We've all been sick. Again. On Monday, T.'s croup was so bad I told R. not to wait to get a same day at the clinic but just take him down to the ER. In retrospect, I don't know what I think of this decision. We probably should have remembered that we have a nebulizer much earlier on in the process. OTOH, they did give him a steroid pill and that probably helped. Traffic down 2 really sucked so it may have been faster to drive to the clinic. OTOH, R. was thinking about calling 911. *shrug*

He was well enough today to go to school and they haven't called me to come get him so I think we got that part right. The rest of us have just had head colds.

Also on Monday, J. showed up to start installing the new master bedroom closet fittings, which we are very excited about. Next project after that is either the screened deck or the yard work to put the playset in -- or maybe both. After the snow is gone, presumably.

I've been spending a lot of time on the couch with one or more children sitting on top of me. This seems to be the primary thing A. wants to do (altho she's just as happy upstairs in bed watching TV in the master, with or without company) and the only way to keep T. off the rebounder. Nothing wrong with the rebounder, but the physical exercise definitely sets off the croup.

I am _so_ happy we have the iPads.

A Genealogical Story: My Son's Middle Name.

Once upon a time, there was a priest named Menno Simons. That name means that Menno's mom and dad named him "Menno", and his dad's name was "Simon". Anyway. Menno was born in Witmarsum and after he became a priest, he was assigned to Pingjum. These names probably don't mean anything to you. They didn't, until quite recently, mean anything to me.

Menno saw a beheading in Leeuwarden, which is a big enough town now that I've both heard of it and actually visited it. The guy was killed for being rebaptized, for having a "believer's baptism", or doopgezind. I think it's a little nutty that seeing someone be killed for something might prompt investigation and concluding that the guy was right, but to be fair, it sounds a lot like something I, or a number of people I'm related to, might do. At least he's our kind of nutty. It was his brother Pieter dying for similar reasons that pushed him over the edge. Menno died in his 60s, a pacifist to the end.

My mother is descended from a long line of Mennonites, really, really nutty ones at that. They traveled all over Europe, went to Canada, etc. I've posted a little about that story here. _MY MOTHER_ That's important.

I've been tracking back my father's ancestry in Friesland for a variety of reasons, which I will not get into here. I may have noted that I discovered some of my relations came from the same village in Wonseradeel that Menno was posted to: Pingjum. Today, however, a couple of things occurred to me. (1) My great-great grandmother's family was all from Pingjum. (2) I picked my son's middle name because it was my grandfather's first name. It was his grandmother's patronymic -- his great grandfather's name. Simon.

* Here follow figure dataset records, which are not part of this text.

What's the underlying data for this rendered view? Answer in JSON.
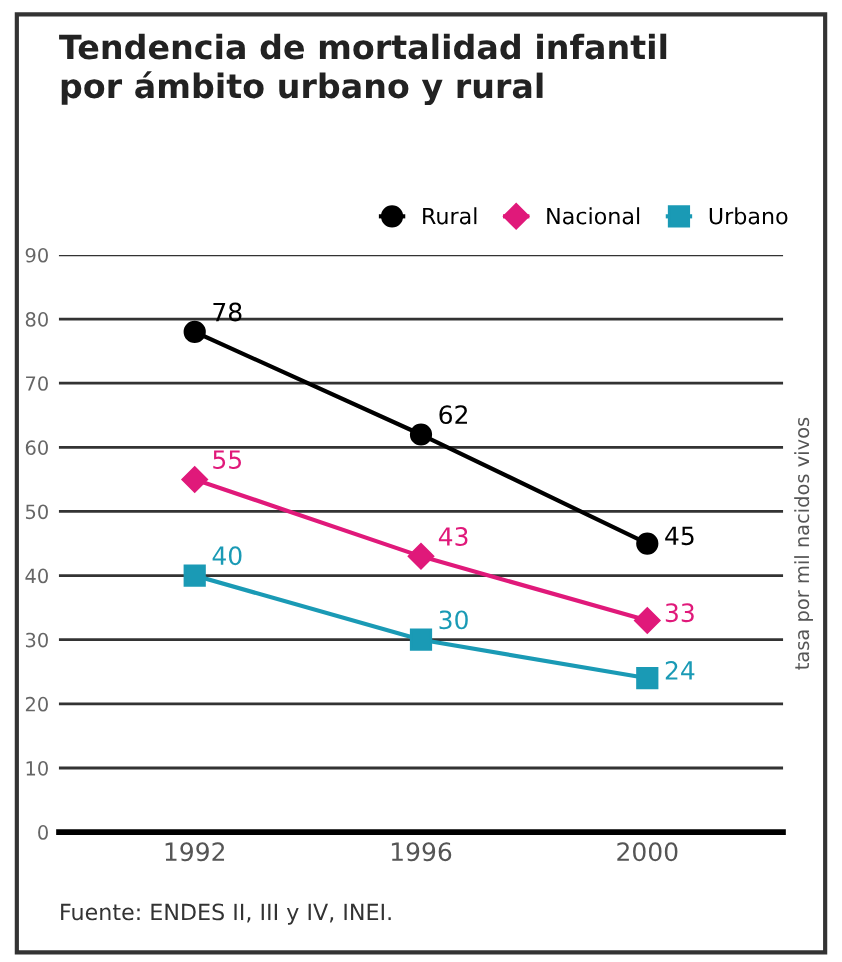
{
  "chart_data": {
    "type": "line",
    "title": "Tendencia de mortalidad infantil\npor ámbito urbano y rural",
    "ylabel": "tasa por mil nacidos vivos",
    "categories": [
      "1992",
      "1996",
      "2000"
    ],
    "series": [
      {
        "name": "Rural",
        "color": "#000000",
        "values": [
          78,
          62,
          45
        ],
        "marker": "circle"
      },
      {
        "name": "Nacional",
        "color": "#e0197a",
        "values": [
          55,
          43,
          33
        ],
        "marker": "diamond"
      },
      {
        "name": "Urbano",
        "color": "#1a9ab5",
        "values": [
          40,
          30,
          24
        ],
        "marker": "square"
      }
    ],
    "ylim": [
      0,
      90
    ],
    "yticks": [
      0,
      10,
      20,
      30,
      40,
      50,
      60,
      70,
      80,
      90
    ],
    "grid": "y",
    "legend": "top right",
    "data_labels": true,
    "annotations": [
      "Fuente: ENDES II, III y IV, INEI."
    ]
  }
}
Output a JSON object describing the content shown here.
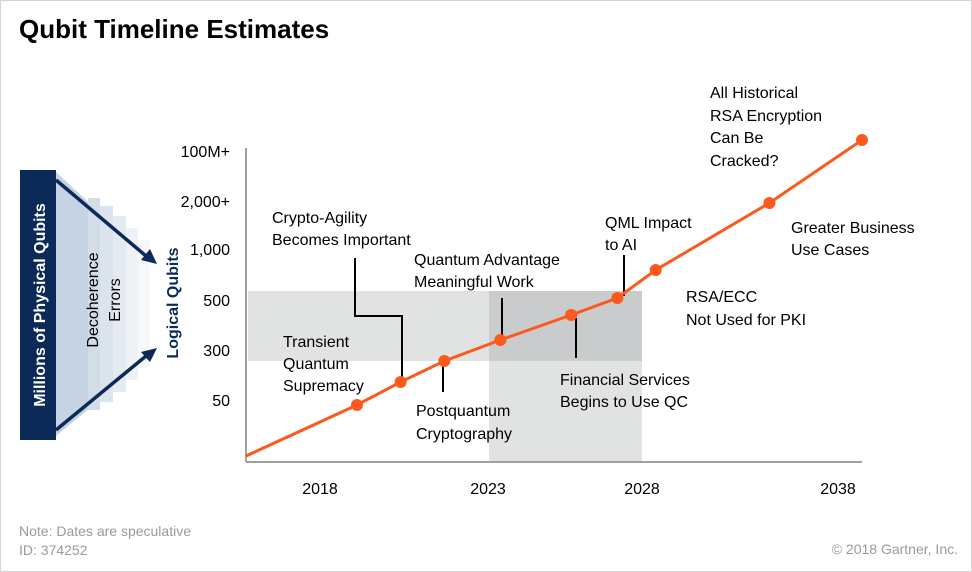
{
  "title": "Qubit Timeline Estimates",
  "footer": {
    "note": "Note: Dates are speculative",
    "id": "ID: 374252",
    "copyright": "© 2018 Gartner, Inc."
  },
  "colors": {
    "line": "#fc5a1c",
    "navy": "#0c2a57",
    "band_light": "#e1e3e3",
    "band_dark": "#c9cbcc",
    "axis": "#a0a0a0"
  },
  "left_graphic": {
    "physical_label": "Millions of Physical Qubits",
    "middle_label_line1": "Decoherence",
    "middle_label_line2": "Errors",
    "logical_label": "Logical Qubits"
  },
  "chart_data": {
    "type": "line",
    "title": "Qubit Timeline Estimates",
    "xlabel": "",
    "ylabel": "Logical Qubits",
    "x_ticks": [
      "2018",
      "2023",
      "2028",
      "2038"
    ],
    "y_ticks": [
      "50",
      "300",
      "500",
      "1,000",
      "2,000+",
      "100M+"
    ],
    "grid": false,
    "series": [
      {
        "name": "Logical qubit estimate",
        "points": [
          {
            "x": 2019.1,
            "y": "50"
          },
          {
            "x": 2020.4,
            "y": "~150"
          },
          {
            "x": 2021.7,
            "y": "300"
          },
          {
            "x": 2023.4,
            "y": "~400"
          },
          {
            "x": 2025.7,
            "y": "~450"
          },
          {
            "x": 2027.2,
            "y": "500"
          },
          {
            "x": 2028.7,
            "y": "~750"
          },
          {
            "x": 2034.5,
            "y": "2,000+"
          },
          {
            "x": 2039.0,
            "y": "100M+"
          }
        ]
      }
    ],
    "annotations": [
      {
        "lines": [
          "Transient",
          "Quantum",
          "Supremacy"
        ]
      },
      {
        "lines": [
          "Crypto-Agility",
          "Becomes Important"
        ]
      },
      {
        "lines": [
          "Postquantum",
          "Cryptography"
        ]
      },
      {
        "lines": [
          "Quantum Advantage",
          "Meaningful Work"
        ]
      },
      {
        "lines": [
          "Financial Services",
          "Begins to Use QC"
        ]
      },
      {
        "lines": [
          "QML Impact",
          "to AI"
        ]
      },
      {
        "lines": [
          "RSA/ECC",
          "Not Used for PKI"
        ]
      },
      {
        "lines": [
          "Greater Business",
          "Use Cases"
        ]
      },
      {
        "lines": [
          "All Historical",
          "RSA Encryption",
          "Can Be",
          "Cracked?"
        ]
      }
    ],
    "shaded_regions": [
      {
        "name": "300-500 logical qubit band",
        "y_range": [
          "300",
          "500"
        ],
        "x_range": [
          "start",
          "2028"
        ]
      },
      {
        "name": "2023-2028 window",
        "x_range": [
          "2023",
          "2028"
        ]
      }
    ]
  }
}
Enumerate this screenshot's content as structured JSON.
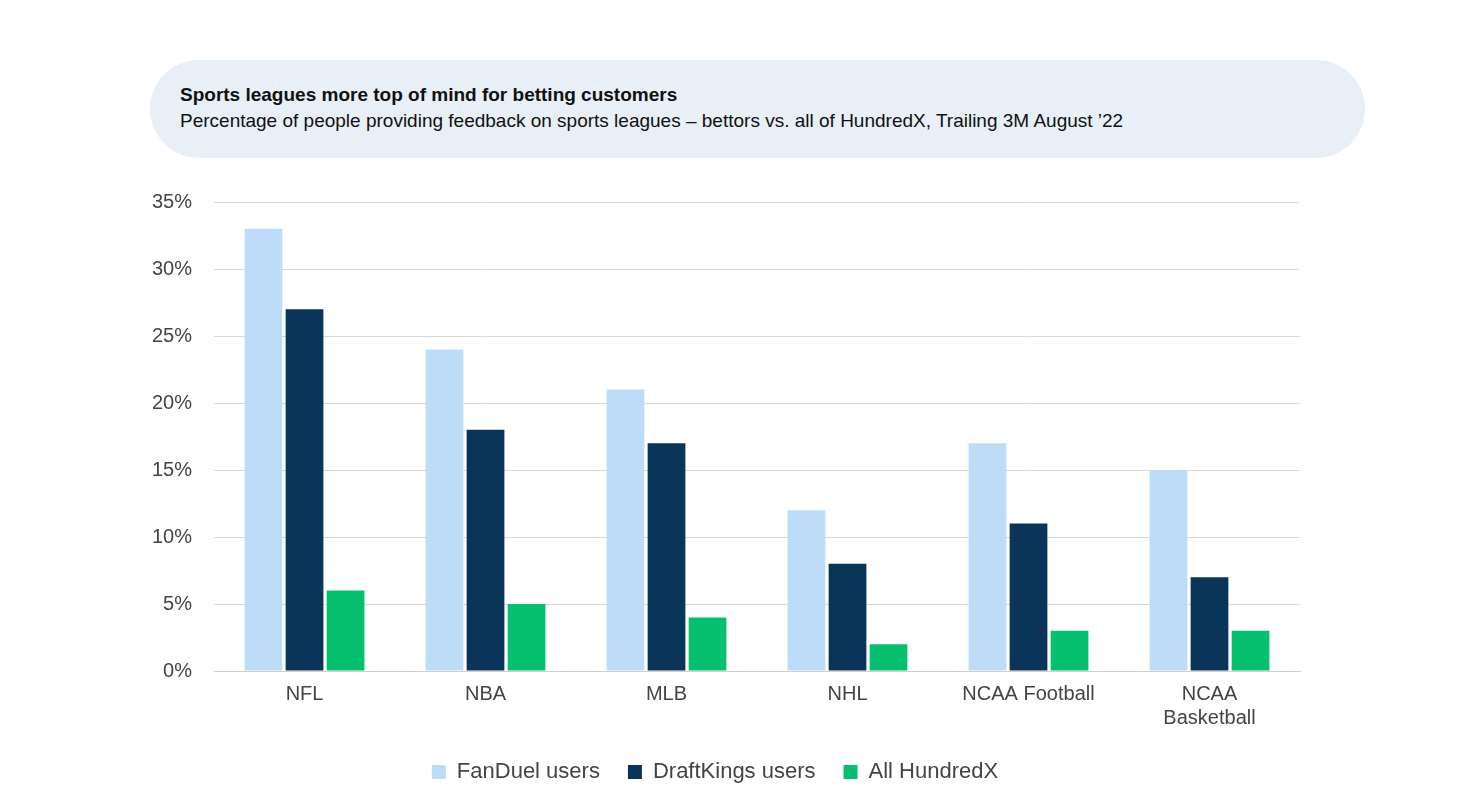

True, it's a common enough name anywhere, and especially in Friesland. But there's a headspinning weirdness that I gave my son a middle name to recall MY FATHER's Dutch ancestry, and it just so happens that it readily traces up our particular tree to Pingjum. Which is where my mother's side got its odd religion. Would I do it again, if I'd known the implications?

I'm not sure. Maybe he would have had the middle name Marinus, instead.